French president Nicolas Sarkozy has met the Dalai Lama in the Polish city of Gdansk, during a gathering of Nobel laureates.
The planned meeting angered Beijing, which has retaliated by cancelling a forthcoming China-EU summit in France.
China also warned that if Mr Sarkozy goes ahead to meet the Tibetan spiritual leader, multi-billion-dollar trade deals with France were in jeopardy.
After the meeting, Mr Sarkozy said: “The Dalai Lama confirmed what I already knew: that he will not demand independence for Tibet and I told him how important I thought it was to pursue dialogue with the Chinese authorities.”
“The Dalai Lama also told me of his concerns over Tibet.”
Sarkozy has become the only European head of state to meet the Dalai Lama while holding the EU’s rotating presidency.
Living in exile in India, the Dalai Lama has sought “meaningful autonomy“ for Tibet since he fled his homeland in 1959, following a failed uprising against Chinese rule, nine years after Chinese troops invaded the region.
On Friday, when asked in the northern Polish city whether he thought president Sarkozy might cancel the meeting with him, as he has already done twice, the Dalai Lama said: “Wait until tomorrow. I don’t know.”
‘Boycott French goods’
“China also needs Europe”, said the Dalai Lama, commenting on whether EU-China relations and trade could suffer over his planned meeting with Sarkozy.
“The original initiative of some pressure, sometimes is not followed by action”, he added.
Saying the planned meeting will be held, France has called for economic ties to be spared from retribution, especially during the financial crisis.
“We cannot have France’s conduct dictated to, even by our friends”, said Bernard Kouchner, the foreign minister.
Chinese internet users, angry at the planned meeting, momentum has grown for a boycott of French products.
“I am using my real name to swear to the French: I am going to boycott French goods for my whole life. I will never use French brands or any product made in France”, said one internet poster, who identified himself as Yan Zhongjie.
On Thursday, Liu Jianchao, a spokesman for the Chinese foreign ministry, said Mr Sarkozy’s proposed meeting with the Dalai Lama had caused “a lot of dissatisfaction” with the Chinese people. However he also called on the public to be “calm and rational”.
Even though there is a large French presence in China, with companies like hypermarket chain Carrefour, China has a trade surplus with the European nation and antagonising key partners during a global slowdown could be risky.

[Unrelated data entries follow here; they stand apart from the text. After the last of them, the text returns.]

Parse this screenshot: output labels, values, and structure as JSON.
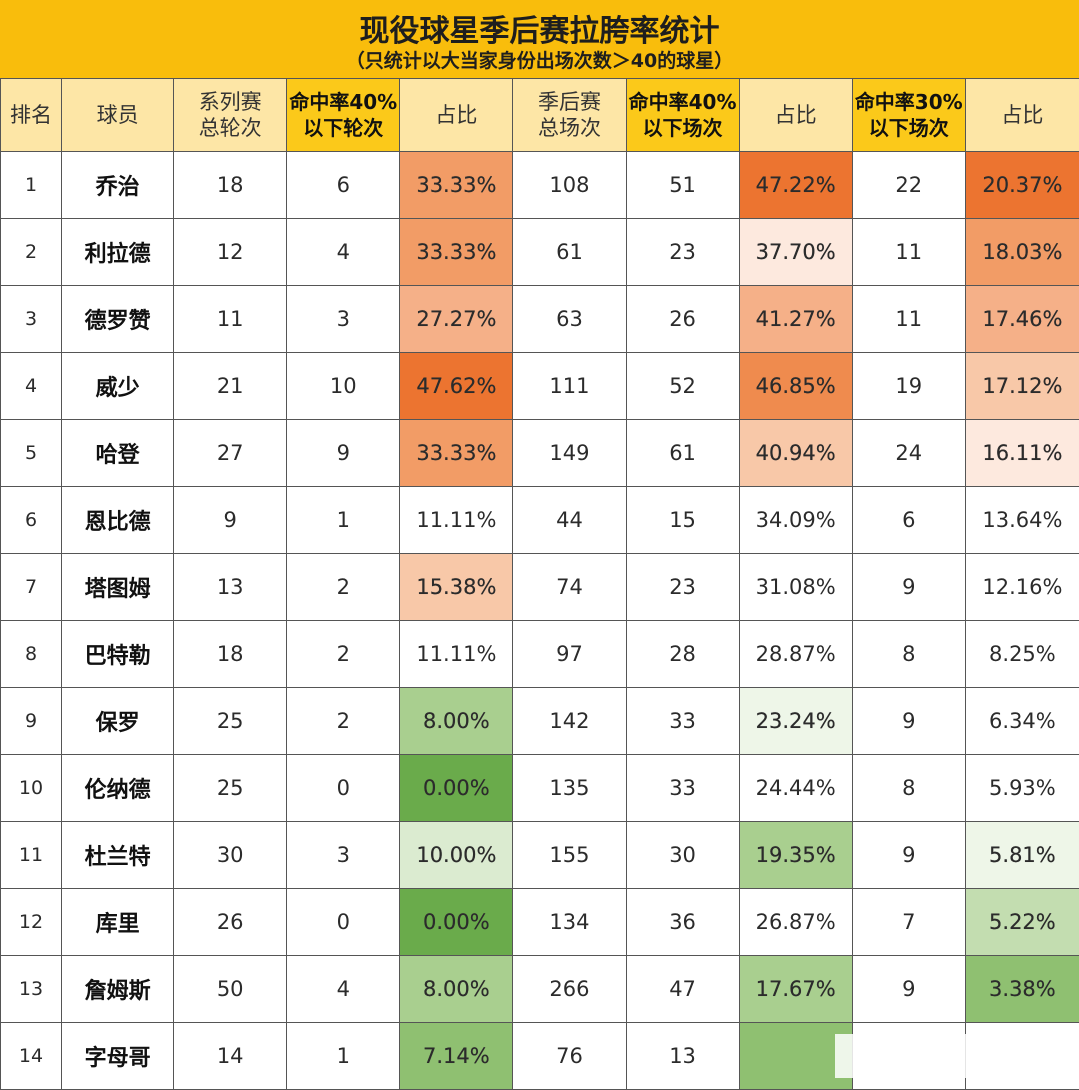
{
  "title": "现役球星季后赛拉胯率统计",
  "subtitle": "（只统计以大当家身份出场次数＞40的球星）",
  "headers": [
    [
      "排名"
    ],
    [
      "球员"
    ],
    [
      "系列赛",
      "总轮次"
    ],
    [
      "命中率40%",
      "以下轮次"
    ],
    [
      "占比"
    ],
    [
      "季后赛",
      "总场次"
    ],
    [
      "命中率40%",
      "以下场次"
    ],
    [
      "占比"
    ],
    [
      "命中率30%",
      "以下场次"
    ],
    [
      "占比"
    ]
  ],
  "rows": [
    {
      "rank": "1",
      "name": "乔治",
      "series": "18",
      "series_low": "6",
      "series_pct": "33.33%",
      "games": "108",
      "games_low40": "51",
      "pct40": "47.22%",
      "games_low30": "22",
      "pct30": "20.37%"
    },
    {
      "rank": "2",
      "name": "利拉德",
      "series": "12",
      "series_low": "4",
      "series_pct": "33.33%",
      "games": "61",
      "games_low40": "23",
      "pct40": "37.70%",
      "games_low30": "11",
      "pct30": "18.03%"
    },
    {
      "rank": "3",
      "name": "德罗赞",
      "series": "11",
      "series_low": "3",
      "series_pct": "27.27%",
      "games": "63",
      "games_low40": "26",
      "pct40": "41.27%",
      "games_low30": "11",
      "pct30": "17.46%"
    },
    {
      "rank": "4",
      "name": "威少",
      "series": "21",
      "series_low": "10",
      "series_pct": "47.62%",
      "games": "111",
      "games_low40": "52",
      "pct40": "46.85%",
      "games_low30": "19",
      "pct30": "17.12%"
    },
    {
      "rank": "5",
      "name": "哈登",
      "series": "27",
      "series_low": "9",
      "series_pct": "33.33%",
      "games": "149",
      "games_low40": "61",
      "pct40": "40.94%",
      "games_low30": "24",
      "pct30": "16.11%"
    },
    {
      "rank": "6",
      "name": "恩比德",
      "series": "9",
      "series_low": "1",
      "series_pct": "11.11%",
      "games": "44",
      "games_low40": "15",
      "pct40": "34.09%",
      "games_low30": "6",
      "pct30": "13.64%"
    },
    {
      "rank": "7",
      "name": "塔图姆",
      "series": "13",
      "series_low": "2",
      "series_pct": "15.38%",
      "games": "74",
      "games_low40": "23",
      "pct40": "31.08%",
      "games_low30": "9",
      "pct30": "12.16%"
    },
    {
      "rank": "8",
      "name": "巴特勒",
      "series": "18",
      "series_low": "2",
      "series_pct": "11.11%",
      "games": "97",
      "games_low40": "28",
      "pct40": "28.87%",
      "games_low30": "8",
      "pct30": "8.25%"
    },
    {
      "rank": "9",
      "name": "保罗",
      "series": "25",
      "series_low": "2",
      "series_pct": "8.00%",
      "games": "142",
      "games_low40": "33",
      "pct40": "23.24%",
      "games_low30": "9",
      "pct30": "6.34%"
    },
    {
      "rank": "10",
      "name": "伦纳德",
      "series": "25",
      "series_low": "0",
      "series_pct": "0.00%",
      "games": "135",
      "games_low40": "33",
      "pct40": "24.44%",
      "games_low30": "8",
      "pct30": "5.93%"
    },
    {
      "rank": "11",
      "name": "杜兰特",
      "series": "30",
      "series_low": "3",
      "series_pct": "10.00%",
      "games": "155",
      "games_low40": "30",
      "pct40": "19.35%",
      "games_low30": "9",
      "pct30": "5.81%"
    },
    {
      "rank": "12",
      "name": "库里",
      "series": "26",
      "series_low": "0",
      "series_pct": "0.00%",
      "games": "134",
      "games_low40": "36",
      "pct40": "26.87%",
      "games_low30": "7",
      "pct30": "5.22%"
    },
    {
      "rank": "13",
      "name": "詹姆斯",
      "series": "50",
      "series_low": "4",
      "series_pct": "8.00%",
      "games": "266",
      "games_low40": "47",
      "pct40": "17.67%",
      "games_low30": "9",
      "pct30": "3.38%"
    },
    {
      "rank": "14",
      "name": "字母哥",
      "series": "14",
      "series_low": "1",
      "series_pct": "7.14%",
      "games": "76",
      "games_low40": "13",
      "pct40": "",
      "games_low30": "",
      "pct30": ""
    }
  ],
  "heat": {
    "series_pct": [
      "o3",
      "o3",
      "o2",
      "o5",
      "o3",
      "",
      "o1",
      "",
      "g2",
      "g4",
      "g0",
      "g4",
      "g2",
      "g3"
    ],
    "pct40": [
      "o5",
      "oz",
      "o2",
      "o4",
      "o1",
      "",
      "",
      "",
      "gz",
      "",
      "g2",
      "",
      "g2",
      "g3"
    ],
    "pct30": [
      "o5",
      "o3",
      "o2",
      "o1",
      "oz",
      "",
      "",
      "",
      "",
      "",
      "gz",
      "g1",
      "g3",
      ""
    ]
  }
}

As a past recipient of the Nobel Peace prize, the Dalai Lama had been invited in Gdansk to ceremonies marking 25 years since Lech Walesa, Poland’s anti-communist solidarity icon, received the award.
On Saturday, Donald Tusk, the Polish prime minister, met the Dalai Lama in Gdansk.
The former union leader is regarded as a key figure in the peaceful collapse of communism in Poland in 1989. The same year the Dalai Lama, now 73, was awarded a Nobel Peace prize.
Jose Manuel Barroso, the European Commission president, attended Saturday’s ceremonies in Gdansk.
China has argued that the Dalai Lama is seeking full independence, which was called a “totally baseless” claim by the Dalai Lama on Friday.
“When China becomes more democratic, with freedom of speech, with rule of law and particularly with freedom of the press, … once China becomes an open, modern society, then the Tibet issue, I think within a few days, can be solved”, said the Dalai Lama on Friday.
On Thursday he addressed the European parliament in Brussels saying China lacked the moral authority to be a true superpower.
“The Dalai Lama will raise human rights issues and above all the very urgent situation of Tibet … where the situation nearly resembles that of martial law”, during the Saturday afternoon meeting with Sarkozy, the head of France’s Tibetan community Wangpo Bashi told radio France-Info Saturday.
He added that for Tibetans this meeting is “a very strong signal”.